Almost every other digital camera today has an optical low-pass filter (also known as an 'anti-aliasing' or AA filter) which helps reduce the appearance of moiré artifacts appearing in the images taken. Unfortunately, the cost of having this low-pass filter is that small details are smudged, reducing the overall fidelity of the photograph. The D7100 is quite different from the D800E, the alternate model of the D800. That camera comes with a different physical filter than the low-pass filter found in the D800 and allows light to pass straight through to the D800E's sensor to capture even greater resolution. The D7100 simply has no optical low-pass filter.
The D7100 also comes with the leading-class 51-point Advanced Multi-CAM 3500 auto-focus system, the same used on Nikon’s highest-end full-frame cameras like the D800 and D4. It also gets the new Auto ISO mode which we first saw on the D800 that automatically sets the minimum shutter speed based on the focal length of the lens. The rear LCD monitor - finally - gets a 1.2 million dot resolution and is 0.2-inch slightly larger measuring in at 3.2-inch diagonal. Video shooting ability has increased, the D7100 offers frame-rates of 30p and 25p as well as the previous 24p, and it has built-in stereo microphones.

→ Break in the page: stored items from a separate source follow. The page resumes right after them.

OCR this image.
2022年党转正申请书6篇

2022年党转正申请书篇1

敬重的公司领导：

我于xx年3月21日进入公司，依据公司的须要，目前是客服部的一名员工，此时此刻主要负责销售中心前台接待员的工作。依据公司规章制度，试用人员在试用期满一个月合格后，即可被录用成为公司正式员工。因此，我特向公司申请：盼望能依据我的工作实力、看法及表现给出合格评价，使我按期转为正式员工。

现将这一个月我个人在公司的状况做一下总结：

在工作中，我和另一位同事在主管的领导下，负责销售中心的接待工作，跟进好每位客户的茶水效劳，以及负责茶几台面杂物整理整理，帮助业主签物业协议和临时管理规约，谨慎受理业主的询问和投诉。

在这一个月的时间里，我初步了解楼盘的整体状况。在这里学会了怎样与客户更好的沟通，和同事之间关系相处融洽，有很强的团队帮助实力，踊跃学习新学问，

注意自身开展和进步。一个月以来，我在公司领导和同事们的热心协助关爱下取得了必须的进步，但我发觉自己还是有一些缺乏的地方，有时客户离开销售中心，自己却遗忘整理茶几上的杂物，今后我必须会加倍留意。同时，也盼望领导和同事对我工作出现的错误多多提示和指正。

There's a new 1.3x crop mode, which increases the crop factor to 2x instead of the usual 1.6x. Thanks to the 24MP sensor, doubling the focal length still yields a 15MP image, and increases the frame-rate of the D7100 to seven versus the standard six frames per second. When compared together, the D7000 and the D7100 are virtually identical in size and weight, with the D7100 being an imperceptible 15g lighter.